It doesn't matter if your job is product owner, or product manager, or product leader. Whether it's a business analyst, designer, or engineer. If you care about solving problems for your customers - you are a product person.
Let's take a pause from the series on product failure reasons and briefly talk about a big issue in and around the product management community - the constant dispute about job titles. Scroll a LinkedIn feed for a minute and you'll see yet another post about how product owners are not product managers, how project managers differ from product, why you must be technical to build successful products... and so on in perpetuity.
Those sorts of debates have taken place since the beginning of times for product people. And they made sense then. As a product community, we had to define our roles, set clear boundaries and fight for a seat at the table. It made sense to compare ourselves to other, more established and "clear" roles to showcase what unique value we can bring to an organisation.
But it was then. Now this constant bickering about job titles is not helpful.
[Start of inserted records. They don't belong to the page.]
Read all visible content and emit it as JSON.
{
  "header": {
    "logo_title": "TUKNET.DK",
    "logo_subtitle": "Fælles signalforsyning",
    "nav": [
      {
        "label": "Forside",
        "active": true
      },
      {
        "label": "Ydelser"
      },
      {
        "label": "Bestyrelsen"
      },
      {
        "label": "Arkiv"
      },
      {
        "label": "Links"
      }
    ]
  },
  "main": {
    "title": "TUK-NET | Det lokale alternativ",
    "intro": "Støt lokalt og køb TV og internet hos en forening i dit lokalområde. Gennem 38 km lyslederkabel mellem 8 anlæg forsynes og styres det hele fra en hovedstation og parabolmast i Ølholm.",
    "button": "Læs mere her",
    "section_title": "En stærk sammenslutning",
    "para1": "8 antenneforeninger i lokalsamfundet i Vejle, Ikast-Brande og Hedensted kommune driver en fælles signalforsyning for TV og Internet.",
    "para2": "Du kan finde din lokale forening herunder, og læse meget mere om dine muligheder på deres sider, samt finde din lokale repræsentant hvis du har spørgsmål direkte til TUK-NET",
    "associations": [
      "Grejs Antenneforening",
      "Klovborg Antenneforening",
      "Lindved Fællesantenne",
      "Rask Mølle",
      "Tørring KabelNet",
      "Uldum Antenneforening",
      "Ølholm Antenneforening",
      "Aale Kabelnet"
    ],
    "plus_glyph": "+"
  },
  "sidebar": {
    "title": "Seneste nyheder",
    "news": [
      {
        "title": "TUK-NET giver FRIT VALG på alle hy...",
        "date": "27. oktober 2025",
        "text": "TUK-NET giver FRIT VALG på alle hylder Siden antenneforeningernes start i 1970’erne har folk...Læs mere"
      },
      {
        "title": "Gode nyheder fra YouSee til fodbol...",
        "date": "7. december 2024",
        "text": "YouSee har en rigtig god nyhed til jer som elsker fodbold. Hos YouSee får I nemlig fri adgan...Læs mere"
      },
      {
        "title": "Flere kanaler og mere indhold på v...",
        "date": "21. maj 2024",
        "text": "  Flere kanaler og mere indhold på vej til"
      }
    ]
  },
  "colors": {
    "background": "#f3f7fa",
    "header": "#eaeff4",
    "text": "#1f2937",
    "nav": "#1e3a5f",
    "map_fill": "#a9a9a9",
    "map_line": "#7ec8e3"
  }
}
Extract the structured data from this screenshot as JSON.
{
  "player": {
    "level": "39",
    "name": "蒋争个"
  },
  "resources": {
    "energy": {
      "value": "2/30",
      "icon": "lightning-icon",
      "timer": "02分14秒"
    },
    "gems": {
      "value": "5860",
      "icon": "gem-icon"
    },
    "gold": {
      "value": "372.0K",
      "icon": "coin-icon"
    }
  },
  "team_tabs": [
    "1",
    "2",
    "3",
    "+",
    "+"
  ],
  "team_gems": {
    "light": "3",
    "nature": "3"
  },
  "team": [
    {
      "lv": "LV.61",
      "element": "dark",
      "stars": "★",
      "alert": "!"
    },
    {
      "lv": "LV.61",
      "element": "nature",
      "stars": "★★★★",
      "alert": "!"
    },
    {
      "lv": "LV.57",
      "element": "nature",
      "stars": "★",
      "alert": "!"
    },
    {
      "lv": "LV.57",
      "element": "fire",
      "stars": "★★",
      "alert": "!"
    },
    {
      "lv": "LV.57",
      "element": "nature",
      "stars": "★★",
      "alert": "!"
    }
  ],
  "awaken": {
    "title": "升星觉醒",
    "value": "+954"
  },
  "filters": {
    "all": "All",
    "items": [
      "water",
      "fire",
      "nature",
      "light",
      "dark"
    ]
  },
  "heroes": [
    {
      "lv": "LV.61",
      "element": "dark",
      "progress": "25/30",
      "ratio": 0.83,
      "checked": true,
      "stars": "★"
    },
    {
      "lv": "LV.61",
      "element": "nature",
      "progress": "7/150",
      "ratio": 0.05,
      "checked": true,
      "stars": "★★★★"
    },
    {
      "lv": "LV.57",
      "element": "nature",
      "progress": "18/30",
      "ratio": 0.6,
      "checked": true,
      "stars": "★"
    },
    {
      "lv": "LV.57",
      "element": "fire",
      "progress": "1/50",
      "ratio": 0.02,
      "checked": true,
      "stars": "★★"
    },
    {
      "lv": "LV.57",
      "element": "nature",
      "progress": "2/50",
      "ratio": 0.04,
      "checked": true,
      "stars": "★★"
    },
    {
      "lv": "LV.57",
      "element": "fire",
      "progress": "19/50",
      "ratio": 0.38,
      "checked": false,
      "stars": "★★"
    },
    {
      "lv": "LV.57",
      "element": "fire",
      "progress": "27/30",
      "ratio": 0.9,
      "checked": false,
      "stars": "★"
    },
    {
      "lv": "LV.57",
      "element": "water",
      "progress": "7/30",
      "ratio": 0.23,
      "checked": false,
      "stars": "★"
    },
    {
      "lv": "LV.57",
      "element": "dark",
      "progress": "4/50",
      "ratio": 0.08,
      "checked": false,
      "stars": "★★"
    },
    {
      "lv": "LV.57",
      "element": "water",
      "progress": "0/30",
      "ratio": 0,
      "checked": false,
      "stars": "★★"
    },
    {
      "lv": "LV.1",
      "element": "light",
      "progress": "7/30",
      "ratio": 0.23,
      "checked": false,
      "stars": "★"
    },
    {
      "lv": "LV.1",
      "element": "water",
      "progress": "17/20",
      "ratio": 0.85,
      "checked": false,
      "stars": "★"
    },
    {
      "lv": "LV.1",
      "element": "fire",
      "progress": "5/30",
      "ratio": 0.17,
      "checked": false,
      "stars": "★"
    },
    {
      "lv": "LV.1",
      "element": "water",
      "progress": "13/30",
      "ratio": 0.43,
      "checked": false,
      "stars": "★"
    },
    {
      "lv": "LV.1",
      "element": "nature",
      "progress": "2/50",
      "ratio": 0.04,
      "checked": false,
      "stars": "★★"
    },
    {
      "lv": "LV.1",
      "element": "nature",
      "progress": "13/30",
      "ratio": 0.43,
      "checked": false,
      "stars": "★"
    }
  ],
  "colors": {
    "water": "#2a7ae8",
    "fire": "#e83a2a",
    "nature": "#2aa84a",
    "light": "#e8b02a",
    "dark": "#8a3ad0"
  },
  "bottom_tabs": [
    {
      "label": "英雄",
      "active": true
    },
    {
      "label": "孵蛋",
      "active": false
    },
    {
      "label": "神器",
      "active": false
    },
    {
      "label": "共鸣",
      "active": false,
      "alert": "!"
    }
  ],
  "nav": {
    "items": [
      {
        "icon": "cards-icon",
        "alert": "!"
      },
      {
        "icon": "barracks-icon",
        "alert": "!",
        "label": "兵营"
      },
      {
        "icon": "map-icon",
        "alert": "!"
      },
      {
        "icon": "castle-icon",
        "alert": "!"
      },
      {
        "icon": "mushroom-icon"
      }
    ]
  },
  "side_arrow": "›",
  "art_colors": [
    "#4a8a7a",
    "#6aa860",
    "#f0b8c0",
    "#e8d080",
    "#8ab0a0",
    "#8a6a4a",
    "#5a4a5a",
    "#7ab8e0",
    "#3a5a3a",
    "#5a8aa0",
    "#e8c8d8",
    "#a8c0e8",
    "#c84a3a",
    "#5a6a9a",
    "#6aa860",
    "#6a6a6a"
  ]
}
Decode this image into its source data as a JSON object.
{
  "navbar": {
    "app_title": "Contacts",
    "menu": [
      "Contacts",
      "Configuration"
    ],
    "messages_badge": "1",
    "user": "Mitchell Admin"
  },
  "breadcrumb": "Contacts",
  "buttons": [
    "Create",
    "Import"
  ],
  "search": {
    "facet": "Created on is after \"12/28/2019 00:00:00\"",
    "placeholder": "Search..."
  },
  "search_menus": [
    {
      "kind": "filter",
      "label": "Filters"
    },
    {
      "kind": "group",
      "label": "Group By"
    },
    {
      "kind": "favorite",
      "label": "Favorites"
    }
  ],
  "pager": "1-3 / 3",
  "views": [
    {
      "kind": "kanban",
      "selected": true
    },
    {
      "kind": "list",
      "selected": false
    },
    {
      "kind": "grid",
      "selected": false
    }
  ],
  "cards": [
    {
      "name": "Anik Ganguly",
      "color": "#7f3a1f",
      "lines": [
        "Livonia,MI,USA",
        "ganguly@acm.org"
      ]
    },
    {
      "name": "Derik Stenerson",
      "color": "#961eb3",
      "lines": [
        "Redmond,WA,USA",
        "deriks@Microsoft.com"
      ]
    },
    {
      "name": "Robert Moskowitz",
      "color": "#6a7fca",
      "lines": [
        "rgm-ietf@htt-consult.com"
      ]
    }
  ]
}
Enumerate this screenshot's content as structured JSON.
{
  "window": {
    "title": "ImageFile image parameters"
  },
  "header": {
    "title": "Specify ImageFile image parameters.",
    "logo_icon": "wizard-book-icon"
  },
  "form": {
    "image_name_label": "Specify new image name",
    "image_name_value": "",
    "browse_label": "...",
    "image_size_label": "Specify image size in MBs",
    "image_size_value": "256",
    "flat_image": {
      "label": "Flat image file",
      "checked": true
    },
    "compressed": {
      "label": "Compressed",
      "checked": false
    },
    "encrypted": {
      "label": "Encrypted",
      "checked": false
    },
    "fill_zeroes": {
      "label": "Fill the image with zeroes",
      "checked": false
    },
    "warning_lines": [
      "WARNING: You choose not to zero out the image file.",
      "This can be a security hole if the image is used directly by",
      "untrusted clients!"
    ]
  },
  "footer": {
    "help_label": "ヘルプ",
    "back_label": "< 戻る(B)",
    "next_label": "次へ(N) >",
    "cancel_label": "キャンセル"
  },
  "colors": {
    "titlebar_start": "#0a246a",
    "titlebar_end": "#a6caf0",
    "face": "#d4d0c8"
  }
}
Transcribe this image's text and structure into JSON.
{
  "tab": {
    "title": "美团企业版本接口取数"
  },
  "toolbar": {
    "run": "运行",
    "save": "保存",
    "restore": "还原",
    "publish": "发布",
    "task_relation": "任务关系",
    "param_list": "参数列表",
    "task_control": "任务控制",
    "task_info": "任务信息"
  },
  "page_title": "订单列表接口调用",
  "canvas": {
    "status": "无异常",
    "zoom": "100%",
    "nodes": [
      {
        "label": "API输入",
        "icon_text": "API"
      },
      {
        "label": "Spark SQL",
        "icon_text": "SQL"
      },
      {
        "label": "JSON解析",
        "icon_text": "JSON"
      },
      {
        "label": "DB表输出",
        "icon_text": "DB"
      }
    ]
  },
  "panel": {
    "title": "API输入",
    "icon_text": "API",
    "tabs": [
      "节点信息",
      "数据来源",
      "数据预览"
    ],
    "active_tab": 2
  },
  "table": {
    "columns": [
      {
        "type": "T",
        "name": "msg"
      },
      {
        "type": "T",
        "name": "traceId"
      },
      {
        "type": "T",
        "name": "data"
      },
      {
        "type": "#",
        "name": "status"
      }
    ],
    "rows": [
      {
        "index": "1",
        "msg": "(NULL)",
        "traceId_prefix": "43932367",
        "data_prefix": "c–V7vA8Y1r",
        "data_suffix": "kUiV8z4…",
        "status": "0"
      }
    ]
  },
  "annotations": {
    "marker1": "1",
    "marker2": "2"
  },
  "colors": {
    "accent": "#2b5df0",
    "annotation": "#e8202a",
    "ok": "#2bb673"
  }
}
It confuses our employers (do I need to hire product owners or managers or leaders?) and it weakens our community by invalidating the work of some, just because they have a "wrong" job title (ah, you're only PO, go write user stories). We should stop arguing about job titles and adopt a more helpful definition, for example: anyone who works on solving customer problems in ways that work for their organisation is a product person.
Yes, that would make a lot of people into product people and that's exactly the point. Great products are created by great people, plural, not one PM, one PO, or one product leader. Every product person is vital for overall product success and should not be denied merely because of their job title.